Mesmo com a necessidade de confinamento, Maria explica que muitos ambulantes continuam indo para as ruas em busca do seu sustento. “Tem gente que está falando que só está conseguindo o dinheiro do almoço e mais nada, tendo que ir e voltar de carona. Está muito difícil’’, disse.
Por fim, também citou a lei municipal 1876/1992, a qual prevê que os camelôs tenham um auxiliar para ajudá-los na barraca.“Eles não dão a cesta para o auxiliar, somente para o titular. É uma covardia grande e a Prefeitura não consegue enxergar isso’’, concluiu.
A renda mínima emergencial poderá atender cerca de 20,4% da população brasileira (42,3 milhões de pessoas) segundo levantamento feito pelo Departamento Intersindical de Estatística e Estudos Socioeconômicos (Dieese). Apenas no estado do Rio de Janeiro, a estimativa é que o dinheiro possa atender 3,3 milhões de pessoas no estado (19,1% da população). Já na capital fluminense, o auxílio pode chegar a 949 mil, ou 14,2% dos que vivem na cidade.
De acordo com o vereador Eduardo Suplicy (PT-SP), que defende o projeto de renda mínima desde 2004, este é um passo muito importante para que o Brasil reconheça a importância dos programas de garantia de renda. “Claro que é algo emergencial. Contudo, podemos estar presenciando um passo que pode melhorar a qualidade de vida de todos os cidadãos‘’, disse. “Resta olhar com atenção os efeitos que acontecem em função dessa medida aprovada pelo congresso nacional’’, acrescentou.
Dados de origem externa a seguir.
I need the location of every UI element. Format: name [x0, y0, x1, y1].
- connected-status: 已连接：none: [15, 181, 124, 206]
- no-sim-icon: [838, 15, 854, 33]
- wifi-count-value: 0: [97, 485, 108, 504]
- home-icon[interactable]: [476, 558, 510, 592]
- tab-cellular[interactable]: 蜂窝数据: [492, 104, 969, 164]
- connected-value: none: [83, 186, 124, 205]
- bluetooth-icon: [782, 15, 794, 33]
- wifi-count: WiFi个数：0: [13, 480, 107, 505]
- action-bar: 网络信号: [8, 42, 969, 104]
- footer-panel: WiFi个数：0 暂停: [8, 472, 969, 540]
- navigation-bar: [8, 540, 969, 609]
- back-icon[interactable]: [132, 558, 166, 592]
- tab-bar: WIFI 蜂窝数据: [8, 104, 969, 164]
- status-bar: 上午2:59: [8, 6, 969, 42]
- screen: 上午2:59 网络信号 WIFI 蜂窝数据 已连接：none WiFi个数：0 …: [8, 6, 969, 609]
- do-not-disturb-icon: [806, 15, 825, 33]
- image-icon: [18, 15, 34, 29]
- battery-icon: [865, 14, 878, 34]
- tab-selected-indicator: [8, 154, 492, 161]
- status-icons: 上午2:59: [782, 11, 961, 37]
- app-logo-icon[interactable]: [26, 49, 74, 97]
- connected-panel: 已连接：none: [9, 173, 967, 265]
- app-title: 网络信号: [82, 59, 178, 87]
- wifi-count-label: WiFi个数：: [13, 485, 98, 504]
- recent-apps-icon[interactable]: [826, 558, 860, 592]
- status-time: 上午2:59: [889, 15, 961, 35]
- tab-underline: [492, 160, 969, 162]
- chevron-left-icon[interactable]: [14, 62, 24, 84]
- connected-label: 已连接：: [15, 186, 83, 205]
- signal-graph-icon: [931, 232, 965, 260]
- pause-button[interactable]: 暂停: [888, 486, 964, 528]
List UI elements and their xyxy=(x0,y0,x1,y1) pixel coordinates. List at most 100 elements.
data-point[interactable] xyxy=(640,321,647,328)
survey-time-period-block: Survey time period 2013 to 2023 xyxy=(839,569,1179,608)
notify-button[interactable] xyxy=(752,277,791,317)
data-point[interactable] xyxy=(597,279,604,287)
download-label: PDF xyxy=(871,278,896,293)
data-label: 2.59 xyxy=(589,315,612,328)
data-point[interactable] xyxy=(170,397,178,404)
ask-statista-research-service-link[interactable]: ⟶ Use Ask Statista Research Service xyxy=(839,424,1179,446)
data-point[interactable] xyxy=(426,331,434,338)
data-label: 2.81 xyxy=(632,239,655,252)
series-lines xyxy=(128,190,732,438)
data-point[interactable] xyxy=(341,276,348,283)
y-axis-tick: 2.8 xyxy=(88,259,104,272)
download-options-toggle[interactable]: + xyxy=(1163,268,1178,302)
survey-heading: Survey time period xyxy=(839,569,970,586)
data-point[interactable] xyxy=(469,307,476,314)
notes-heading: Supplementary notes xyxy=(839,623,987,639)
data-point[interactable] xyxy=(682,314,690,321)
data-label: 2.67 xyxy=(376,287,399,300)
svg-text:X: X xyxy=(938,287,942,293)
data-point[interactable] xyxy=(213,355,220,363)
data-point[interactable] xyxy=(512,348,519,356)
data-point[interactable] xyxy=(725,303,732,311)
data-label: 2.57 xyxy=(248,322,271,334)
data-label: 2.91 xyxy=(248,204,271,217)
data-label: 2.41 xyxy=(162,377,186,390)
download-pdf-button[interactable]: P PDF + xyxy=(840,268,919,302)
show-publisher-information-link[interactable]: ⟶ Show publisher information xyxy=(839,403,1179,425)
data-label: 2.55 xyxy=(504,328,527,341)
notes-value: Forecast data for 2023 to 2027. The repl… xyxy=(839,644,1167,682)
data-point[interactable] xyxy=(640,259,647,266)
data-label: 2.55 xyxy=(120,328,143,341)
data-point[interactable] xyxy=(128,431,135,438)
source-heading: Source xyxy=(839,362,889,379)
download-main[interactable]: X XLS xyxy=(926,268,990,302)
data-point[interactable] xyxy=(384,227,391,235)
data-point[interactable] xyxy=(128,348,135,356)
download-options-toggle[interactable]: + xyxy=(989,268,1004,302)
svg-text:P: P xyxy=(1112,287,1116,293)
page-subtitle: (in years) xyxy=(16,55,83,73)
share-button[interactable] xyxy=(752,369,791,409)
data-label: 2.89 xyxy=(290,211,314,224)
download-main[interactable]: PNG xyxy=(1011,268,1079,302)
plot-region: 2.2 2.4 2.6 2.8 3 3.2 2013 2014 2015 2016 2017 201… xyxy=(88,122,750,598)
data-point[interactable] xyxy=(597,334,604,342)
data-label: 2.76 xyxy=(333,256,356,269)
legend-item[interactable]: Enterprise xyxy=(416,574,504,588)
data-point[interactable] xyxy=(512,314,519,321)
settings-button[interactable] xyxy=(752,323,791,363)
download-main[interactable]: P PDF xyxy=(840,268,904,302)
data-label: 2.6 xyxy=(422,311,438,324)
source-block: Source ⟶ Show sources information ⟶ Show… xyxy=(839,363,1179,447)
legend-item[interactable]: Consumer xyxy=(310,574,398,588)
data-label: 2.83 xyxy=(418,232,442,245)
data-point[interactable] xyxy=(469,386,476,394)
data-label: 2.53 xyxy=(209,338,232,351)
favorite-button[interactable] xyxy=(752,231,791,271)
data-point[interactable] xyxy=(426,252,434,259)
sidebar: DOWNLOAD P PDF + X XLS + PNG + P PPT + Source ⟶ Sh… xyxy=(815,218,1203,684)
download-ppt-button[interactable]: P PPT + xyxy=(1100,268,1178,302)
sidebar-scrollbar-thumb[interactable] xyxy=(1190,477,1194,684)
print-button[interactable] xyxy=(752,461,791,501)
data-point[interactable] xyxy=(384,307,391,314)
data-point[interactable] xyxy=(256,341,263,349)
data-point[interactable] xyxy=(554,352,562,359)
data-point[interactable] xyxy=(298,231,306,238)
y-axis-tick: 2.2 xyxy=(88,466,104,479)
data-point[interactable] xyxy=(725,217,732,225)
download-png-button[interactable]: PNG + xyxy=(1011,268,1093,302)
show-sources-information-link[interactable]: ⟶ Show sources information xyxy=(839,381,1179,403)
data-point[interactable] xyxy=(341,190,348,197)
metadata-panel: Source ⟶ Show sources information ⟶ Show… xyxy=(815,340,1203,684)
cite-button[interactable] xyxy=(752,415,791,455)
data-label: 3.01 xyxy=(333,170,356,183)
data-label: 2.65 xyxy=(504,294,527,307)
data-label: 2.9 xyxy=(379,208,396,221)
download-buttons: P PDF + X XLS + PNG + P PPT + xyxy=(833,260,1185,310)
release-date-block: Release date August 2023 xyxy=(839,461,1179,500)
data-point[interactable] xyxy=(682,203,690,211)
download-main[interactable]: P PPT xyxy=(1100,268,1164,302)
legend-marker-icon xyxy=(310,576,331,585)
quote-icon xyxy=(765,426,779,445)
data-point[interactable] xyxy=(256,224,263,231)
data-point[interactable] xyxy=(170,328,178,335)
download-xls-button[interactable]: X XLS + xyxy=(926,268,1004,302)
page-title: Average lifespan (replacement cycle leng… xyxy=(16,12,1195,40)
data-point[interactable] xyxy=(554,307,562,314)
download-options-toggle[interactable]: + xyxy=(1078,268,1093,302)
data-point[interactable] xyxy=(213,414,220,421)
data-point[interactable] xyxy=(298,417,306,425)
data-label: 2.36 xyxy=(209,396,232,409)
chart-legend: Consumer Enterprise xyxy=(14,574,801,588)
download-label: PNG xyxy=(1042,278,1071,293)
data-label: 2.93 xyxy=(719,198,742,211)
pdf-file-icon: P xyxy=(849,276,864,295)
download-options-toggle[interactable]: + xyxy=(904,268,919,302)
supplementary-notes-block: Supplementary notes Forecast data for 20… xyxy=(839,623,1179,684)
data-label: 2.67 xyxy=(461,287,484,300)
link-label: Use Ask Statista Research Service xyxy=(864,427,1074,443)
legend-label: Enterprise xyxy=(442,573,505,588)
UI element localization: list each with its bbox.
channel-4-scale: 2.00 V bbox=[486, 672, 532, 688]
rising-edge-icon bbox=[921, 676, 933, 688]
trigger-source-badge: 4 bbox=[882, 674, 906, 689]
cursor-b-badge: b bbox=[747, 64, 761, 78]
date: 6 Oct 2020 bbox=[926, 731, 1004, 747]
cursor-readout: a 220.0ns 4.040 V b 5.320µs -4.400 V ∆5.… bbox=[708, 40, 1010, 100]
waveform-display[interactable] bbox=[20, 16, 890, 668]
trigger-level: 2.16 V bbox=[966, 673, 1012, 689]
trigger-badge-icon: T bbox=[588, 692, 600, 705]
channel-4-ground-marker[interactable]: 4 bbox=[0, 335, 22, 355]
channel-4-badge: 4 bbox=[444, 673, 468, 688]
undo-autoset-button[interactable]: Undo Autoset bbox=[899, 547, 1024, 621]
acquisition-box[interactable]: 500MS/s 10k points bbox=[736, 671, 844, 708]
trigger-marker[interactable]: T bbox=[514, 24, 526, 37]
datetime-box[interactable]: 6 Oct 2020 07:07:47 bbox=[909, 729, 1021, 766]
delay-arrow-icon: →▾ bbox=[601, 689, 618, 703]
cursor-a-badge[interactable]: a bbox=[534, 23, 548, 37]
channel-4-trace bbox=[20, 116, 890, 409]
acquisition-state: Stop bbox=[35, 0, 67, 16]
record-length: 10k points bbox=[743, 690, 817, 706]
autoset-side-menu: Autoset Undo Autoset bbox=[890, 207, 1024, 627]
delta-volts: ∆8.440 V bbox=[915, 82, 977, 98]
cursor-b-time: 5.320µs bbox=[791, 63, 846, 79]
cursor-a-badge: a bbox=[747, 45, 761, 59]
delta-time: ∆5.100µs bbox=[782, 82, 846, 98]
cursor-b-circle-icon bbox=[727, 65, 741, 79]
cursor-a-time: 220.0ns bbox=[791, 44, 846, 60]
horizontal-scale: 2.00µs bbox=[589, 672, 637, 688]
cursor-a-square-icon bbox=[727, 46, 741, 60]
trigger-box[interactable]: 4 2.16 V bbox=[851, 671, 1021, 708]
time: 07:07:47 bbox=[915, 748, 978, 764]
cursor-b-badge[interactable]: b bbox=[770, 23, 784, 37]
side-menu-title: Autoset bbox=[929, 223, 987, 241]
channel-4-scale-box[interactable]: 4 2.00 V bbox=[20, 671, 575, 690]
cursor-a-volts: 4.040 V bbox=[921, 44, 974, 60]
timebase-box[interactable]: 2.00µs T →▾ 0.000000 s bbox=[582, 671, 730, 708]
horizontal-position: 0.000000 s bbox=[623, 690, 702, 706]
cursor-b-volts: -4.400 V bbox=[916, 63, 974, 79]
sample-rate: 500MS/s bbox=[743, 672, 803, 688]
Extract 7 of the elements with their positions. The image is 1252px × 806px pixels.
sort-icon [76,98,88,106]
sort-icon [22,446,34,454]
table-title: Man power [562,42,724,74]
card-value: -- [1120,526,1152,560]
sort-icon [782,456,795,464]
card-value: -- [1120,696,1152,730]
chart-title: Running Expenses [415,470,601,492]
De modo que a pandemia evidencia a necessidade de se garantir o mínimo para a sobrevivência das pessoas e da economia, o debate sobre a renda básica permanente têm ganhado muita força ao redor do mundo. No Brasil, um projeto de lei para tornar o auxílio emergencial um direito universal após o coronavírus foi apresentado pelo senador Randolfe Rodrigues (REDE-AP). A proposta foi construída em conjunto com Eduardo e a economista Monica de Bolle, professora da Johns Hopkins University, do Estados Unidos.
Segundo Suplicy, diversas categorias que estão impossibilitadas de trabalhar necessitam receber essa ajuda emergencial para sobreviver, “É o caso dos ambulantes, pescadores, informais, trabalhadores rurais, cabeleireiros, taxistas’’, explicou. Além disso, ressaltou a existência da lei 10.835 de 2004, que apesar de nunca ter sido colocada em prática “define a garantia de uma renda básica de cidadania para todos os habitantes do Brasil, e por isso, todas as famílias deveriam usufruir das riquezas comuns de nossa nação’’, concluiu.
Por fim, é fato que a pandemia do coronavírus está proporcionando inúmeros desafios e dificuldades para todos os brasileiros. No entanto, é inegável que o impacto aos informais é imensamente maior. Além da pobreza e precarização, agora precisam enfrentar todos os dias esse inimigo invisível. Assim, em meio à esta crise, a necessidade de superação do modelo neoliberal por um sistema onde o Estado proteja os trabalhadores torna-se cada vez mais urgente.